Наоми говорила сдержанно, но он слышал в ее интонациях желание убивать. Он свел все к шутке, но она-то понимала. Все время, пока жил под властью Лаконии, он смотрел на вещи легко. Создал для себя правила, не позволявшие бессилию перейти в отчаяние. Он планировал, интриговал и ждал случая. Теперь все позади, и все запертые под спудом чувства готовы были выбраться на волю.
– У моего отца была поговорка для путешествий, – сказал Холден, дожидаясь, пока автодок закончит процедуры.
– У которого?
– У папы Цезаря.
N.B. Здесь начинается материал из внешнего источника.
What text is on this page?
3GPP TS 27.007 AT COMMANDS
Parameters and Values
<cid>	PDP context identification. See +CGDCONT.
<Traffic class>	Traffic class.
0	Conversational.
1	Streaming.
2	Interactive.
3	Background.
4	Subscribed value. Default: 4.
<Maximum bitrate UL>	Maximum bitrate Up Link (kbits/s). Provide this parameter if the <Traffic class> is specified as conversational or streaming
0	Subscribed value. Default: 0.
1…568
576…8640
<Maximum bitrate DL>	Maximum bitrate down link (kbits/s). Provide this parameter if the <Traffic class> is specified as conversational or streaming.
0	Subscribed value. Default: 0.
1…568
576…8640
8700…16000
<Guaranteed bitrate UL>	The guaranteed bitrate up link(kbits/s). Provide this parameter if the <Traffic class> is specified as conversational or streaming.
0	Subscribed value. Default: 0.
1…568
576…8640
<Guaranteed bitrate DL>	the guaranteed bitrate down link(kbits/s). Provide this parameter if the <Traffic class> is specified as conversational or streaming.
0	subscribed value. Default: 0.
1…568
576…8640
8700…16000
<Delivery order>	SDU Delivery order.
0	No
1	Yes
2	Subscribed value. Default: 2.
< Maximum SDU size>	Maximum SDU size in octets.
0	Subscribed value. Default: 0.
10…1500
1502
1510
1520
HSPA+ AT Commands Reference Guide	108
Он говаривал, что, если уходишь слишком далеко и слишком быстро, душа не враз тебя догонит.
Наоми нахмурилась.
– По-моему, таким образом религиозные фанатики доказывали, что у астеров нет души.
– Может, и так, – сказал Холден. – Отец Цезарь имел в виду перелеты в другой часовой пояс. А я подразумевал просто… перемены. Понимаешь?
Он мало говорил о дне его ареста. И только с Наоми. Его арестовали на станции Медина, задержали для допроса. Он не знал, проживет остаток жизни в тюрьме или будет убит в поучение остальным. А губернатор Син отправил его на Лаконию для допроса относительно создавших кольца чужаков и других чужаков, которые убили первых. И поначалу, а потом снова и снова, Холдену казалось, что все это не на самом деле. А если и на самом, то происходит не с ним. Он стал кем-то другим. Плен немножко свел его с ума, и он до сих пор был не в себе. Не совсем. Но с каждым днем, когда просыпался на «Роси» рядом с Наоми, он чувствовал себя немножко ближе к здравому рассудку. Душа становилась чуть ближе – в широком фигуральном смысле.